06 January 2021
Dera sir/madam if partnership firm is having loss of 75000 in f. y 18-19 and there are three partners and want to take benifit in income tax in f. y. 2019-20 what are the entry to be done in accounting software
09 July 2024
To reflect the partnership firm's loss of ₹75,000 for the financial year 2018-19 and to distribute this loss among the partners for income tax purposes in the subsequent financial year 2019-20, you typically need to pass the following accounting entries:
### For the Financial Year 2018-19: 1. **Recording the Loss:** - Debit the Profit & Loss Account with ₹75,000 (assuming it's a debit balance). - Credit each partner's current account in profit sharing ratio.
Example: ``` Debit: Profit & Loss Account ₹75,000 Credit: Partner A's Current Account ₹25,000 Credit: Partner B's Current Account ₹25,000 Credit: Partner C's Current Account ₹25,000 ```
This entry records the loss in the books of the partnership firm for the financial year 2018-19.
### For the Financial Year 2019-20: 2. **Allocation of Loss to Partners:** - Partners' shares of loss are usually allocated according to the partnership agreement (profit-sharing ratio).
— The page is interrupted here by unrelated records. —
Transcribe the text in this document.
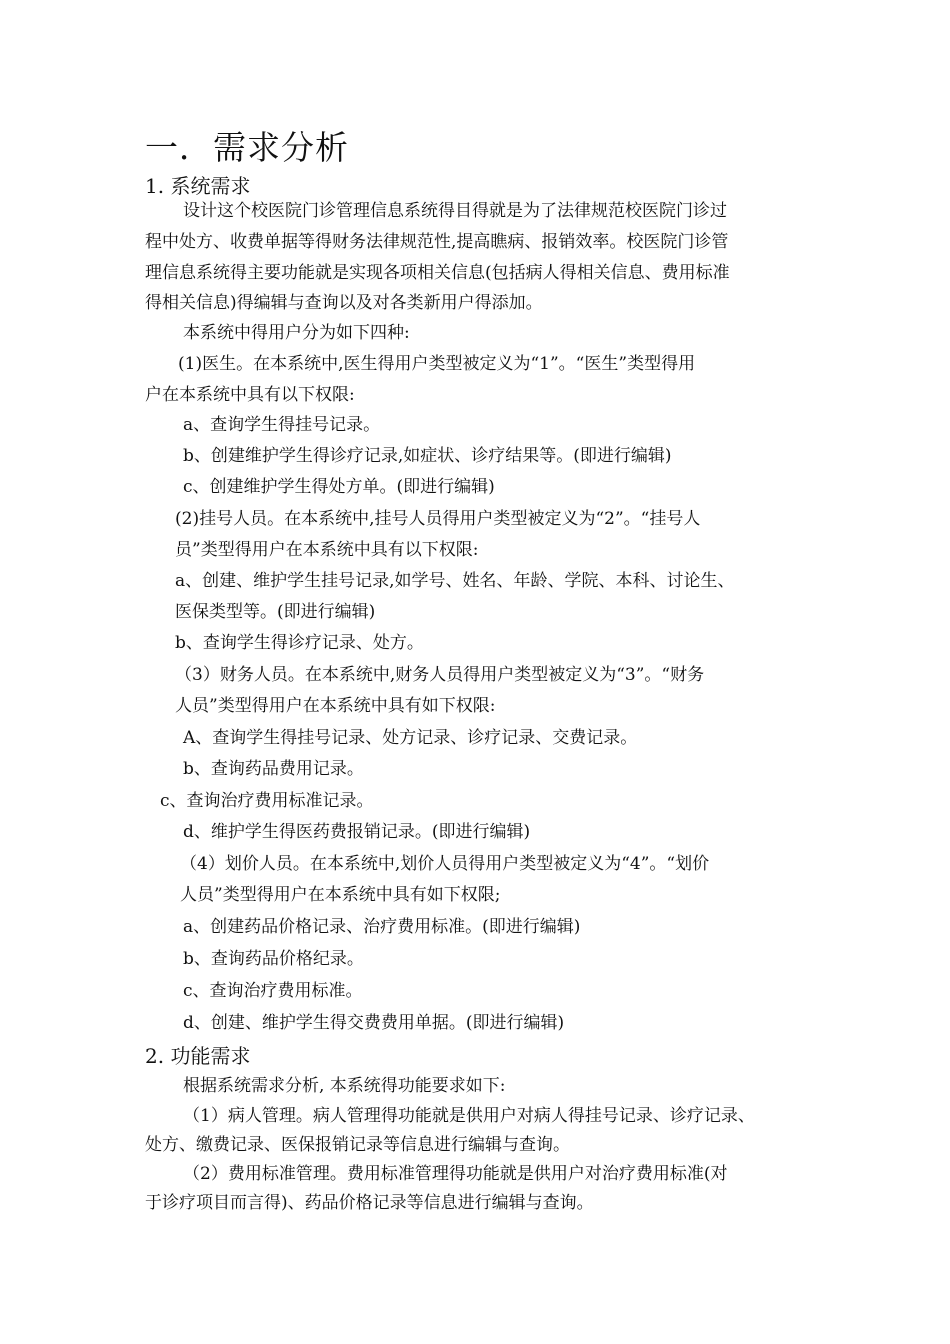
一．需求分析
1. 系统需求
设计这个校医院门诊管理信息系统得目得就是为了法律规范校医院门诊过
程中处方、收费单据等得财务法律规范性,提高瞧病、报销效率。校医院门诊管
理信息系统得主要功能就是实现各项相关信息(包括病人得相关信息、费用标准
得相关信息)得编辑与查询以及对各类新用户得添加。
本系统中得用户分为如下四种:
(1)医生。在本系统中,医生得用户类型被定义为“1”。“医生”类型得用
户在本系统中具有以下权限:
a、查询学生得挂号记录。
b、创建维护学生得诊疗记录,如症状、诊疗结果等。(即进行编辑)
c、创建维护学生得处方单。(即进行编辑)
(2)挂号人员。在本系统中,挂号人员得用户类型被定义为“2”。“挂号人
员”类型得用户在本系统中具有以下权限:
a、创建、维护学生挂号记录,如学号、姓名、年龄、学院、本科、讨论生、
医保类型等。(即进行编辑)
b、查询学生得诊疗记录、处方。
（3）财务人员。在本系统中,财务人员得用户类型被定义为“3”。“财务
人员”类型得用户在本系统中具有如下权限:
A、查询学生得挂号记录、处方记录、诊疗记录、交费记录。
b、查询药品费用记录。
c、查询治疗费用标准记录。
d、维护学生得医药费报销记录。(即进行编辑)
（4）划价人员。在本系统中,划价人员得用户类型被定义为“4”。“划价
人员”类型得用户在本系统中具有如下权限;
a、创建药品价格记录、治疗费用标准。(即进行编辑)
b、查询药品价格纪录。
c、查询治疗费用标准。
d、创建、维护学生得交费费用单据。(即进行编辑)
2. 功能需求
根据系统需求分析, 本系统得功能要求如下:
（1）病人管理。病人管理得功能就是供用户对病人得挂号记录、诊疗记录、
处方、缴费记录、医保报销记录等信息进行编辑与查询。
（2）费用标准管理。费用标准管理得功能就是供用户对治疗费用标准(对
于诊疗项目而言得)、药品价格记录等信息进行编辑与查询。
Example (assuming equal profit-sharing ratio): ``` Debit: Partner A's Current Account ₹25,000 Debit: Partner B's Current Account ₹25,000 Debit: Partner C's Current Account ₹25,000 Credit: Profit & Loss Account ₹75,000 ```
This entry distributes the loss among the partners' current accounts, which reflects their share of the partnership's loss for the financial year 2018-19.
### Income Tax Treatment (F.Y. 2019-20): - Partners can claim the loss allocated to them in their individual income tax returns for the financial year 2019-20, subject to income tax regulations.
### Important Considerations: - **Consultation:** It's advisable to consult with a qualified accountant or tax advisor to ensure compliance with tax laws and regulations specific to your jurisdiction. - **Partnership Agreement:** The above entries assume an equal profit-sharing ratio among partners. Adjustments may be necessary based on the actual profit-sharing ratio as per the partnership agreement. - **Accounting Software:** Enter these transactions into your accounting software to maintain accurate records and facilitate the preparation of financial statements and tax returns.
By accurately recording and distributing the partnership firm's loss, you can effectively utilize the loss for income tax purposes in the subsequent financial year, thereby optimizing tax benefits for the partners.